When she came out of her room, she brushed her hair herself in the kitchen over the simmering skillets and pots and when she saw a fish fluttering in the sink she threw her hairbrush to the floor, wrapped herself in a coat, and went out. Her mother's eyes followed her from the window and then the fish was destroyed by a blow that shook the table. Rebecca's mother said to the cook: They've gone crazy, the young people, they just go to America, to the Land of Israel, got no manners, what a world!

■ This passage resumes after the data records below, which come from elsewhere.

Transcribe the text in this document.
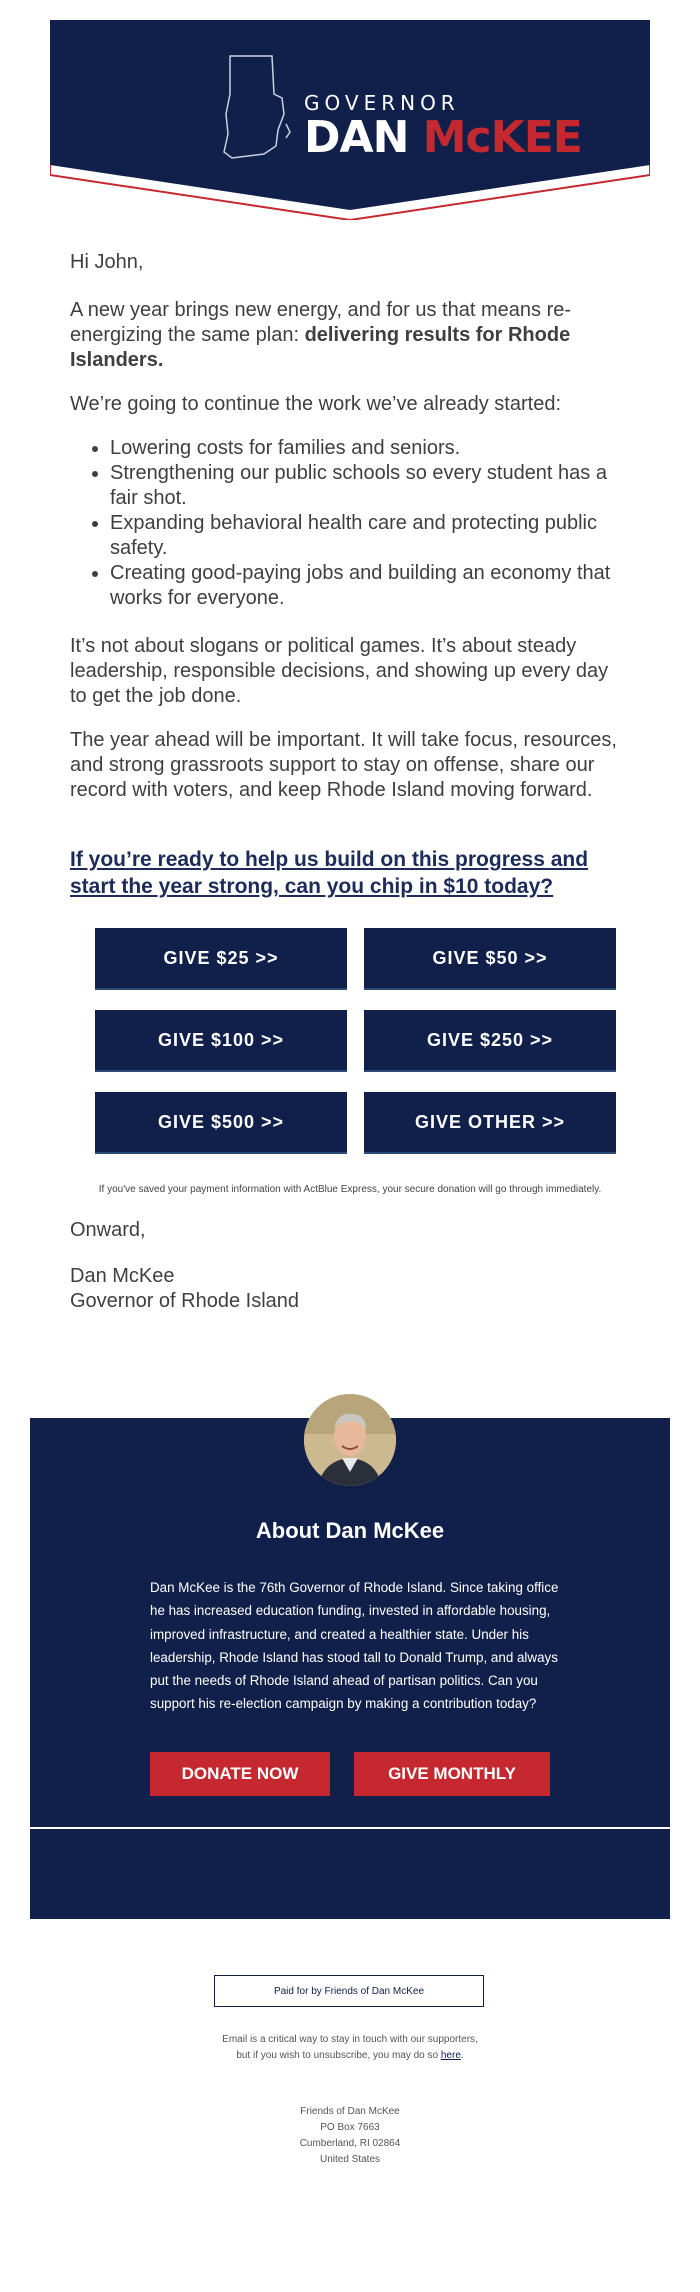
GOVERNOR
DAN McKEE
Hi John,
A new year brings new energy, and for us that means re-energizing the same plan: delivering results for Rhode Islanders.
We’re going to continue the work we’ve already started:
• Lowering costs for families and seniors.
• Strengthening our public schools so every student has a fair shot.
• Expanding behavioral health care and protecting public safety.
• Creating good-paying jobs and building an economy that works for everyone.
It’s not about slogans or political games. It’s about steady leadership, responsible decisions, and showing up every day to get the job done.
The year ahead will be important. It will take focus, resources, and strong grassroots support to stay on offense, share our record with voters, and keep Rhode Island moving forward.
If you’re ready to help us build on this progress and start the year strong, can you chip in $10 today?
GIVE $25 >>	GIVE $50 >>
GIVE $100 >>	GIVE $250 >>
GIVE $500 >>	GIVE OTHER >>
If you've saved your payment information with ActBlue Express, your secure donation will go through immediately.
Onward,
Dan McKee
Governor of Rhode Island
About Dan McKee
Dan McKee is the 76th Governor of Rhode Island. Since taking office he has increased education funding, invested in affordable housing, improved infrastructure, and created a healthier state. Under his leadership, Rhode Island has stood tall to Donald Trump, and always put the needs of Rhode Island ahead of partisan politics. Can you support his re-election campaign by making a contribution today?
DONATE NOW	GIVE MONTHLY
Paid for by Friends of Dan McKee
Email is a critical way to stay in touch with our supporters, but if you wish to unsubscribe, you may do so here.
Friends of Dan McKee
PO Box 7663
Cumberland, RI 02864
United States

The cook didn't understand what she meant and so she didn't answer her. Rebecca wandered around aimlessly. The light she saw in the window still distressed her, but guided her steps. Even now, in the stinging cold, she knew precisely how beautiful she was. Her beauty was the source of her yearnings for herself. The taste of the night hadn't yet vanished and Rebecca hugged herself without emotion and her hands shook. She didn't shout because she knew that nobody deserved to hear her shout. Now the wind flew snowflakes to her. The houses flogged by the wind were wrapped in a dull glow of frost from the squashed sun flickering between the heavy weary clouds.